The Books of My Numberless Dreams

Not a heroine or a saint

Posted on: March 5, 2007

She had never learned to write other than her signature and the only notebooks she possesses are for the creation of her Esthers and Cleopatras and Bathshebas–not to mention that a mother without a husband is not a head of family. Just what exactly her state is no confessor has been able to explain to her, no matter how hard she insisted; just as, moreover, no matter how much thought she gives to it, she has not managed to recognise and define herself in terms of any exemplary figure approved of by her century. Nor is this to be seen as total presumption. She is a woman who wants to mould her every gesture on a model of her own sex and time, a respected, noble model–but cannot find one. An image with which she could identify completely, under whose name she could fight: these are Artemisia’s needs in her thirty-third year, an age at which she is beginning to be influenced and attracted by worldly pleasures and customs. But she is not a princess, she is not a pawn, she is not a peasant nor a tradeswoman, not a heroine or a saint. And not even a courtesan, despite what people say about her. When she was in Florence the reputation of being noble in character was enough for her, “The shy queen of hearts, the chaste adventuress, idol of other women.” In Rome she was a rash maiden, then a legitimate wife. In Naples there is no patron saint for a woman who is mistress of her art. She has to keep repeating, “My Don Pierantonio is trading far away, he sends good news and promises of gifts for Porziella…” And Porziella is growing up, still slightly pump, as dark as an African; and she is at ease only with servants, dogs and working women. Artemisia’s maternal love storms wildly, moans, struggles, becomes frenzied. All in silence, of course. As for the rest–her painting her reputation, her ambitions of fame–Donna Artemisia will have to be content with improvising her own methods and rules, with sowing the seed for them that will produce, whenever it may be, the fruit which could satisfy her present thirst, but which does not yet exist. In any case, let her wear herself out, let her suffer: this is her freedom.

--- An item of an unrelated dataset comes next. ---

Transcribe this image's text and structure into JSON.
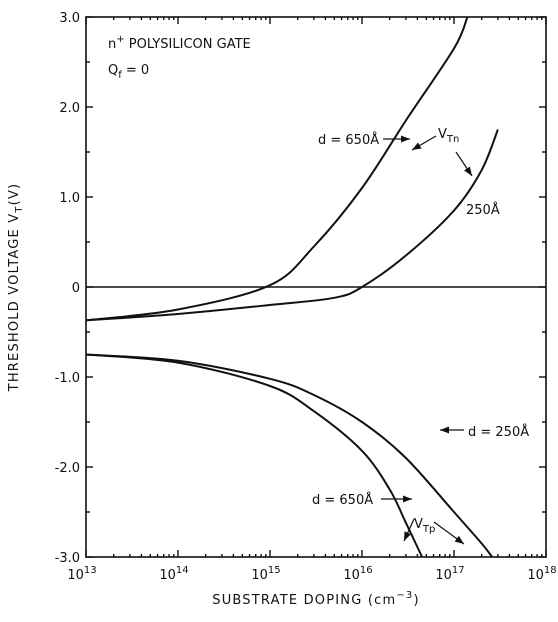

From “Artemisia” by Anna Banti, translated by Shirley D’Ardia Caracciolo


2 Responses to "Not a heroine or a saint"

That was intriguing, but unintentionally disappointing. I hoped while I was reading it that it was something you had written. I’m not familiar with Anna Banti, so I thank you for the recommendation.

Sorry, David, I fear that all excerpts here will be the works of others. I’m a reader, not a writer. :p But I’m glad you were intrigued by it!